Those are the bare basics.
Step 1:
Class NAME
Step 2:
{
Public:
Private:
};
Step 3:
Fill them in (privates and publics)
class my_class_of_songs
{
public:
my_class_of_songs() ; // constructor, needed for declaration of variables
//accessor
apstring get_names() const; // accessor, returns the apstring which holds the value of the // name
// modifier
void set_names(); //modifier that sets the private variable which has the value of the name
private:
apstring name; // has a value for every different variable of my_class_of_songs
};
example of implementation:
my_class_of_songs::my_class_of_songs(){}
// empty because you are not setting any values, just creating a variable of type // my_class_of_songs
apstring my_class_of_songs::get_names() const{
return name;
}
// returns the value of the private variable name because the private is block, you have to //make a modifier
//its const to keep the value safe
void my_class_of_songs::set_names(){
cout << “Please enter the name of the song: “;
getline(cin,name);
}
Nested if statement
A selection statement used within another selection statement
It can be any combination of if or if…else statements
Example:
if score >= 50
if score > 69
cout << "Your progress is satisfactory.";
else
cout << "Your progress is unsatisfactory.";
else
cout << "You are currently failing.";
If the score is greater than or equal to 50, this code will either display satisfactory or unsatisfactory. Otherwise, it will say that you are failing.
Extended if statement
Nested selection where additional if…else statements are used in the else option
They take the following structure:
if (<condition 1>)
//action 1 here
else if(<condition 2>)
//action 2 here
else if(<condition 3>)
//action 3 here
else
//action 4 here
The example under nested if statements can be written as a series of extended if statements:
if (score > 69)
cout << "Your progress is satisfactory.";
if ((score <= 69) && (score >=50))
cout << "Your progress is unsatisfactory.";
if (score < 50)
cout << "You are currently failing.";
switch statements
An alternative method of handling multiple selection
It can be used when several options depend on the value of a single variable or expression
General structure for switch statement:
Switch(<selector>)
{
case <label 1>: <statements 1>
break;
case <label 2>: <statements 2>
break;
. .
case <label n>: <statements n>
break;
default: <statements>
}
The words switch, case, break, and default are reserved
The selector can be any variable expression that has ordinal data types
If a break statement occurs within these statements, then control is transferred to the first program statement following the entire switch statement
If certain values require no action, the program will finish executing the switch statement by running the default as the last option
Both the break statement and default statement are optional
This is an example of what a switch statement might look like:
switch (age)
{
case 30: cout << "Happy 30th birthday";
break;
case 20: cout << "Happy 20th birthday";
break;
case 10: cout << "Happy 10th birthday";
break;
default: cout << "There is no case for " << age << endl;
}
AP Vector
A vector is a one dimensional array that provides range checking and can be resized.
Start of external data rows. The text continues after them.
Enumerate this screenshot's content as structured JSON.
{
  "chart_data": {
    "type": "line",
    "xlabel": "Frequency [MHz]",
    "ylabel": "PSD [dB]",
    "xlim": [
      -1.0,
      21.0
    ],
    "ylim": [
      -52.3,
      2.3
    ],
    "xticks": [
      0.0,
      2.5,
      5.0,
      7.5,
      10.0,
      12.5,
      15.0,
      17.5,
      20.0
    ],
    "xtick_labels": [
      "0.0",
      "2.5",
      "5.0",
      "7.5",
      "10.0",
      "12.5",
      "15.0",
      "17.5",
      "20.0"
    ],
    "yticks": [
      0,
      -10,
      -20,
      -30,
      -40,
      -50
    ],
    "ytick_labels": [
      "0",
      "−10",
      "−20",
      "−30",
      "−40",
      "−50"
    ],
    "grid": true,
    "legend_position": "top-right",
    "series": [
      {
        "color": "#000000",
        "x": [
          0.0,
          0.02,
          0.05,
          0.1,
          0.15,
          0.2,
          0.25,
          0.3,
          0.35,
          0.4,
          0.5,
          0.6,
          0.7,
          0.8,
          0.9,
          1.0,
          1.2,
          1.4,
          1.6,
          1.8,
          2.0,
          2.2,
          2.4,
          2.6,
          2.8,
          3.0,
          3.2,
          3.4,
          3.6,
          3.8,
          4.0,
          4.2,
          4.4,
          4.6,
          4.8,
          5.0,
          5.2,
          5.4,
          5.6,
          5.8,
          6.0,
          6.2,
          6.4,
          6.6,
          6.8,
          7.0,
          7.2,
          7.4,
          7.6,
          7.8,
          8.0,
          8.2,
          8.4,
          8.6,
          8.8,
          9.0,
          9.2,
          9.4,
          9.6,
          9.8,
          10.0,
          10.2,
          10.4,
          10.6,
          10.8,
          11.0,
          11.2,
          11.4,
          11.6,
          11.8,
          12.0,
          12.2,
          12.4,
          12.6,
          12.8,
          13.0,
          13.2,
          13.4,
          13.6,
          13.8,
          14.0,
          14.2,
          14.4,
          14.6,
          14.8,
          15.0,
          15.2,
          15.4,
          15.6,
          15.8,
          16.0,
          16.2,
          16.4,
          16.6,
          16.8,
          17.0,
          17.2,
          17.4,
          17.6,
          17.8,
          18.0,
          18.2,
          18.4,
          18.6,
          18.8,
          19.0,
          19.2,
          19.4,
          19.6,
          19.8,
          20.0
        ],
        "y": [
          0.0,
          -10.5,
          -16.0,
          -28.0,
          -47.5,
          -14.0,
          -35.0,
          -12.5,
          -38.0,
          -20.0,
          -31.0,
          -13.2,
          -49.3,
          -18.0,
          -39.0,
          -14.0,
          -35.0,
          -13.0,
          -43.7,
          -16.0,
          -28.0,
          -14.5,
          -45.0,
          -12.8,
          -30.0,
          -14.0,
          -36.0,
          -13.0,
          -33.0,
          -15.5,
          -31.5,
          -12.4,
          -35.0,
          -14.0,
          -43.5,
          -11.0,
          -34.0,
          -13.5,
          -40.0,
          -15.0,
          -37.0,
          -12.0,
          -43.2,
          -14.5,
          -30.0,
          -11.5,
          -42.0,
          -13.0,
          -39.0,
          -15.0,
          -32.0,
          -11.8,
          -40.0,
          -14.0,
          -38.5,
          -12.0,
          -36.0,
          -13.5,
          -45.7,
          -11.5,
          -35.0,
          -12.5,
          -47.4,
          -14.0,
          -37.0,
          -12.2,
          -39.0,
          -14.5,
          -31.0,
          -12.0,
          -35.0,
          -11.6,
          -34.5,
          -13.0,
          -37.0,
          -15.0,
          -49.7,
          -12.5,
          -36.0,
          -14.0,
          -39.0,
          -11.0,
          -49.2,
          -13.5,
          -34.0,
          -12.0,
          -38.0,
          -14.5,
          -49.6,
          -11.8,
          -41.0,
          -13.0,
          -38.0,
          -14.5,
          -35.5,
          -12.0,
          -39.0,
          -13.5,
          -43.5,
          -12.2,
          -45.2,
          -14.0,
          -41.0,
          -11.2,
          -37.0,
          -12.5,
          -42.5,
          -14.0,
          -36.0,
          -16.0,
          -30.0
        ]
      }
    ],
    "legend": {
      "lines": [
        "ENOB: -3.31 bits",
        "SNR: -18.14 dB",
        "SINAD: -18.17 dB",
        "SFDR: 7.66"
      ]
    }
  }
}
Basically, any operation that can be used on an array can be used on the vector as well.
Attributes of a vector:
mySize-vector’s capacity
myList-vector’s data elements
itemType-vector’s element type
class template is a kind of class that allows its component types to be specified as parameters:
ex. Apvector<vector type> (name).
pointers are variables that can hold the address of a memory location, just ‘pointing’ to the location rather than being the location.
Can use the notation:
:mySize(0), myList(0) to set the vectors to zero rather than,
mysize=0;myList=0;
set a memory location by doing: <pointer value>=new<item type>[<number of items>]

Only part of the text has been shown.